Use commands in a DOS window to troubleshoot connection problems

      If you’re old enough, you might remember back to when computers didn’t use a Windows operating system.  The screen was black, and people had to type commands to make things happens.  These were the day of DOS:  Disk Operating System.  While Windows and MacOS have made computer usage much easier by providing a Graphical User Interface (GUI), you can still access a DOS-like window and type in commands.  Some of these commands are very helpful, especially to troubleshoot connectivity problems.

      To access a DOS window in Windows XP, click Start, then click Run.  At the prompt, type in “cmd” and press Enter.  You will get a black window in which you can type commands.  When finished, type “exit” and press Enter or click the Close box (X) at the upper right corner of the window to close it.
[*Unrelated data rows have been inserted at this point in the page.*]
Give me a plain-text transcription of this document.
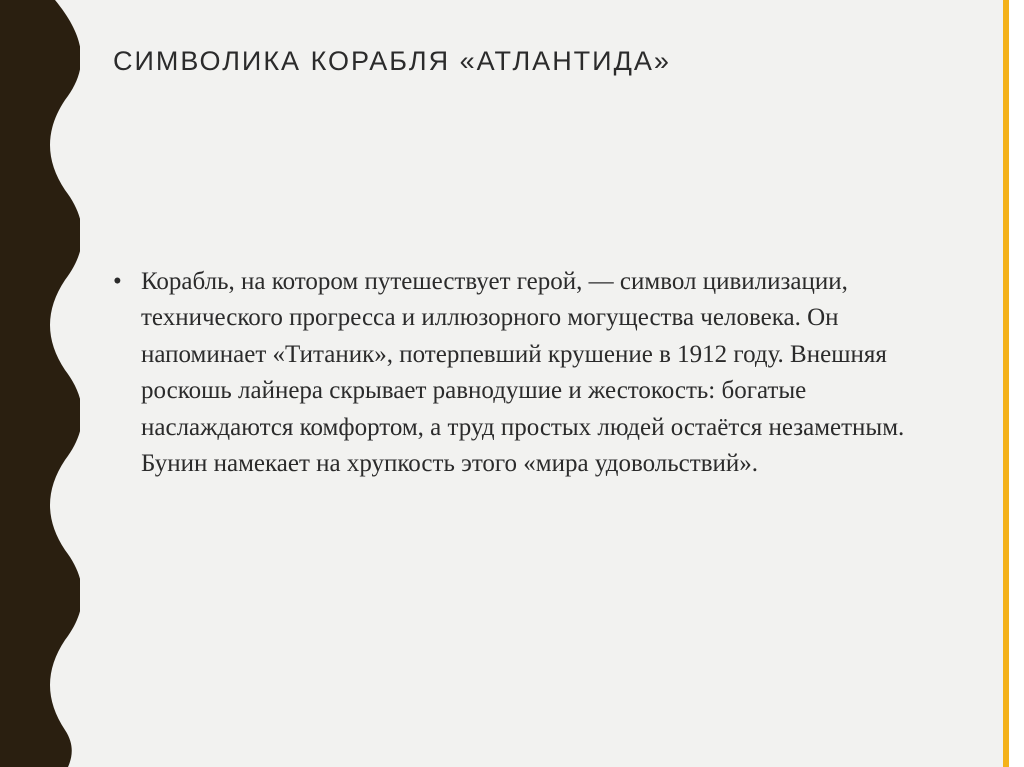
СИМВОЛИКА КОРАБЛЯ «АТЛАНТИДА»
• Корабль, на котором путешествует герой, — символ цивилизации, технического прогресса и иллюзорного могущества человека. Он напоминает «Титаник», потерпевший крушение в 1912 году. Внешняя роскошь лайнера скрывает равнодушие и жестокость: богатые наслаждаются комфортом, а труд простых людей остаётся незаметным. Бунин намекает на хрупкость этого «мира удовольствий».
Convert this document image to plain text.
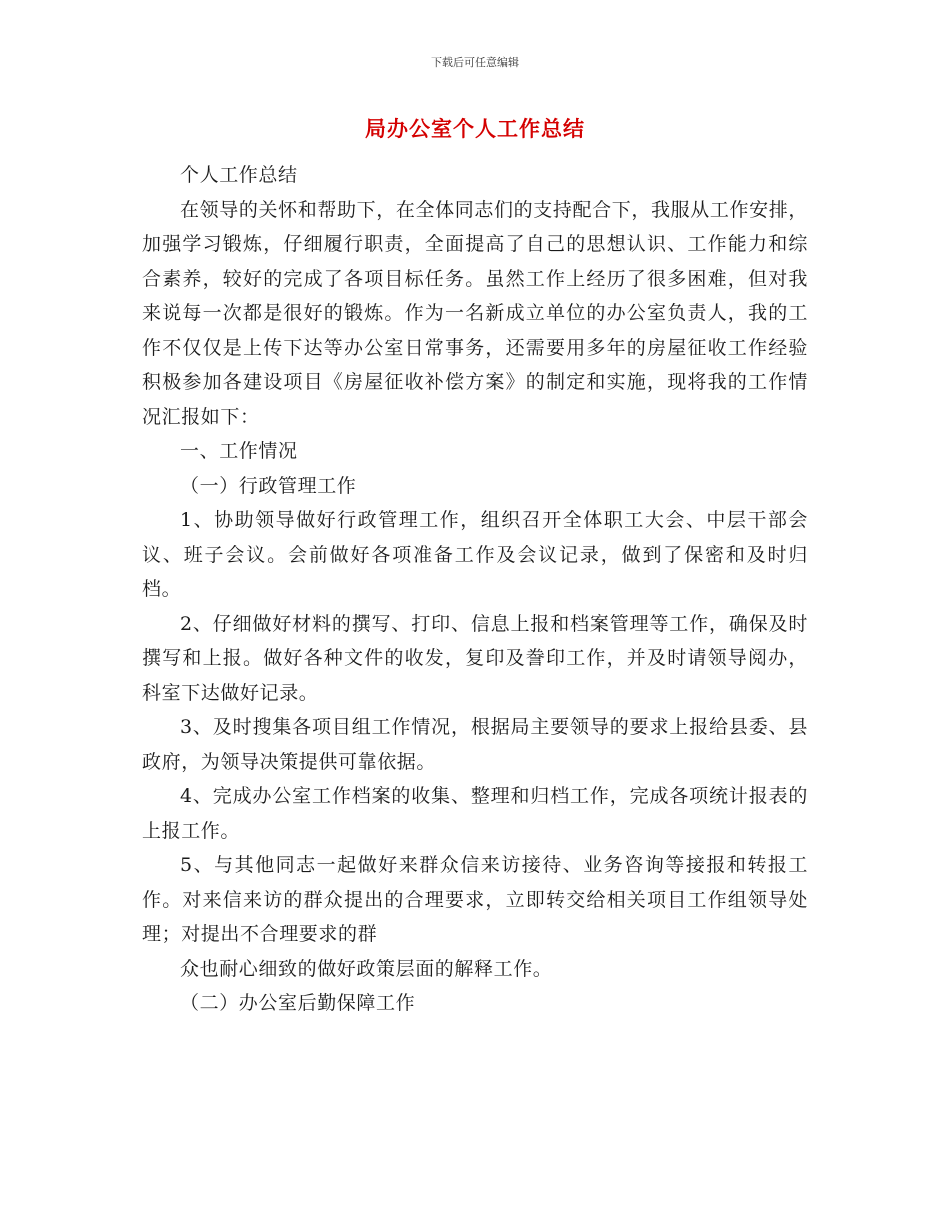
下载后可任意编辑
局办公室个人工作总结

个人工作总结

在领导的关怀和帮助下，在全体同志们的支持配合下，我服从工作安排，加强学习锻炼，仔细履行职责，全面提高了自己的思想认识、工作能力和综合素养，较好的完成了各项目标任务。虽然工作上经历了很多困难，但对我来说每一次都是很好的锻炼。作为一名新成立单位的办公室负责人，我的工作不仅仅是上传下达等办公室日常事务，还需要用多年的房屋征收工作经验积极参加各建设项目《房屋征收补偿方案》的制定和实施，现将我的工作情况汇报如下：

一、工作情况

（一）行政管理工作

1、协助领导做好行政管理工作，组织召开全体职工大会、中层干部会议、班子会议。会前做好各项准备工作及会议记录，做到了保密和及时归档。

2、仔细做好材料的撰写、打印、信息上报和档案管理等工作，确保及时撰写和上报。做好各种文件的收发，复印及誊印工作，并及时请领导阅办，科室下达做好记录。

3、及时搜集各项目组工作情况，根据局主要领导的要求上报给县委、县政府，为领导决策提供可靠依据。

4、完成办公室工作档案的收集、整理和归档工作，完成各项统计报表的上报工作。

5、与其他同志一起做好来群众信来访接待、业务咨询等接报和转报工作。对来信来访的群众提出的合理要求，立即转交给相关项目工作组领导处理；对提出不合理要求的群

众也耐心细致的做好政策层面的解释工作。

（二）办公室后勤保障工作
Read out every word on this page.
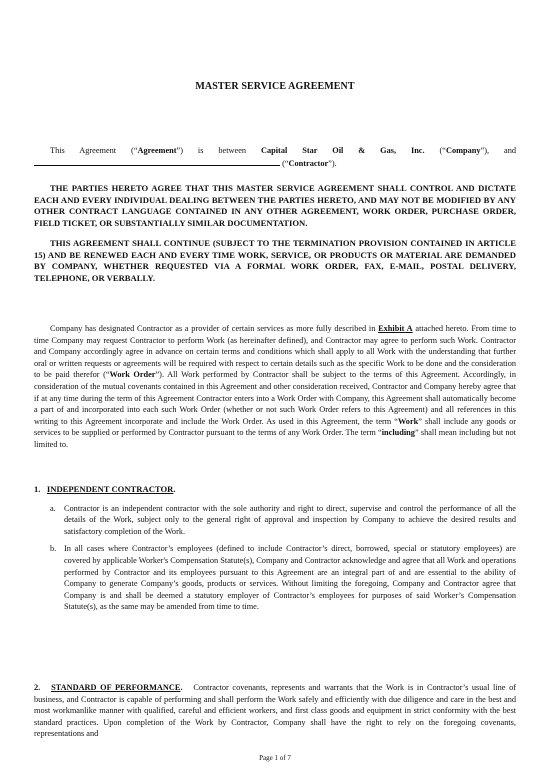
MASTER SERVICE AGREEMENT

This Agreement (“Agreement”) is between Capital Star Oil & Gas, Inc. (“Company”), and

(“Contractor”).

THE PARTIES HERETO AGREE THAT THIS MASTER SERVICE AGREEMENT SHALL CONTROL AND DICTATE EACH AND EVERY INDIVIDUAL DEALING BETWEEN THE PARTIES HERETO, AND MAY NOT BE MODIFIED BY ANY OTHER CONTRACT LANGUAGE CONTAINED IN ANY OTHER AGREEMENT, WORK ORDER, PURCHASE ORDER, FIELD TICKET, OR SUBSTANTIALLY SIMILAR DOCUMENTATION.

THIS AGREEMENT SHALL CONTINUE (SUBJECT TO THE TERMINATION PROVISION CONTAINED IN ARTICLE 15) AND BE RENEWED EACH AND EVERY TIME WORK, SERVICE, OR PRODUCTS OR MATERIAL ARE DEMANDED BY COMPANY, WHETHER REQUESTED VIA A FORMAL WORK ORDER, FAX, E-MAIL, POSTAL DELIVERY, TELEPHONE, OR VERBALLY.

Company has designated Contractor as a provider of certain services as more fully described in Exhibit A attached hereto. From time to time Company may request Contractor to perform Work (as hereinafter defined), and Contractor may agree to perform such Work. Contractor and Company accordingly agree in advance on certain terms and conditions which shall apply to all Work with the understanding that further oral or written requests or agreements will be required with respect to certain details such as the specific Work to be done and the consideration to be paid therefor (“Work Order”). All Work performed by Contractor shall be subject to the terms of this Agreement. Accordingly, in consideration of the mutual covenants contained in this Agreement and other consideration received, Contractor and Company hereby agree that if at any time during the term of this Agreement Contractor enters into a Work Order with Company, this Agreement shall automatically become a part of and incorporated into each such Work Order (whether or not such Work Order refers to this Agreement) and all references in this writing to this Agreement incorporate and include the Work Order. As used in this Agreement, the term “Work” shall include any goods or services to be supplied or performed by Contractor pursuant to the terms of any Work Order. The term “including” shall mean including but not limited to.

1. INDEPENDENT CONTRACTOR.
a. Contractor is an independent contractor with the sole authority and right to direct, supervise and control the performance of all the details of the Work, subject only to the general right of approval and inspection by Company to achieve the desired results and satisfactory completion of the Work.

b. In all cases where Contractor’s employees (defined to include Contractor’s direct, borrowed, special or statutory employees) are covered by applicable Worker's Compensation Statute(s), Company and Contractor acknowledge and agree that all Work and operations performed by Contractor and its employees pursuant to this Agreement are an integral part of and are essential to the ability of Company to generate Company’s goods, products or services. Without limiting the foregoing, Company and Contractor agree that Company is and shall be deemed a statutory employer of Contractor’s employees for purposes of said Worker’s Compensation Statute(s), as the same may be amended from time to time.

2. STANDARD OF PERFORMANCE. Contractor covenants, represents and warrants that the Work is in Contractor’s usual line of business, and Contractor is capable of performing and shall perform the Work safely and efficiently with due diligence and care in the best and most workmanlike manner with qualified, careful and efficient workers, and first class goods and equipment in strict conformity with the best standard practices. Upon completion of the Work by Contractor, Company shall have the right to rely on the foregoing covenants, representations and

Page 1 of 7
      If you’re having a problem connecting to the internet, you can use the DOS window to determine if you’re getting a valid IP number.  IP is “internet protocol” and in order to get onto a network or the internet, you need to have a valid IP number.  Special servers run by your local network, your home router, or your internet service provider (called DHCP servers) give out IP numbers to computers trying to connect to the internet.  To see if you have a valid IP number, open a DOS window, type “ipconfig” and press Enter.  Wait for several lines of information to be displayed.  If you have multiple types of connections on your computer (e.g. wired and wireless), you may have multiple IP numbers.  Each section will be labeled with the connection type, usually Ethernet something.  Look for the item labeled “IP Address.”  Check it as follows:

  • If you have a home or other commercial router, your IP number will likely start with 192.168.  That is a valid IP number given out by the router and should allow you to use the internet as long as the router is correctly connected to the internet.
  • If you get a number that begins with 169, this means your computer is only talking to itself and does NOT have an IP number that is usable on the internet.  You should check your physical connections, your wireless configuration, or contact your internet service provider for troubleshooting.
  • If you see a number of 0.0.0.0, this means you have not yet successfully gotten an IP number.  Use Renew, as explained below to request one.
  • If you are connected directly to an internet service provider such as RoadRunner or DSL, you may well have a number that begins with 24, 65, 35, etc.  If you are not sure, you should contact your ISP to find out what their valid numbers are.

If you don’t have a valid IP number, you can request one by typing “ipconfig /renew” at the prompt and pressing Enter.  If you receive a message that no DHCP can be reached, then you are not physically (or wirelessly) connected to the internet.  (If you use dial-up, you must initiate your dial-up connection before this will work.  You can also use this /renew command if you get “page not found” or other error messages in your browser.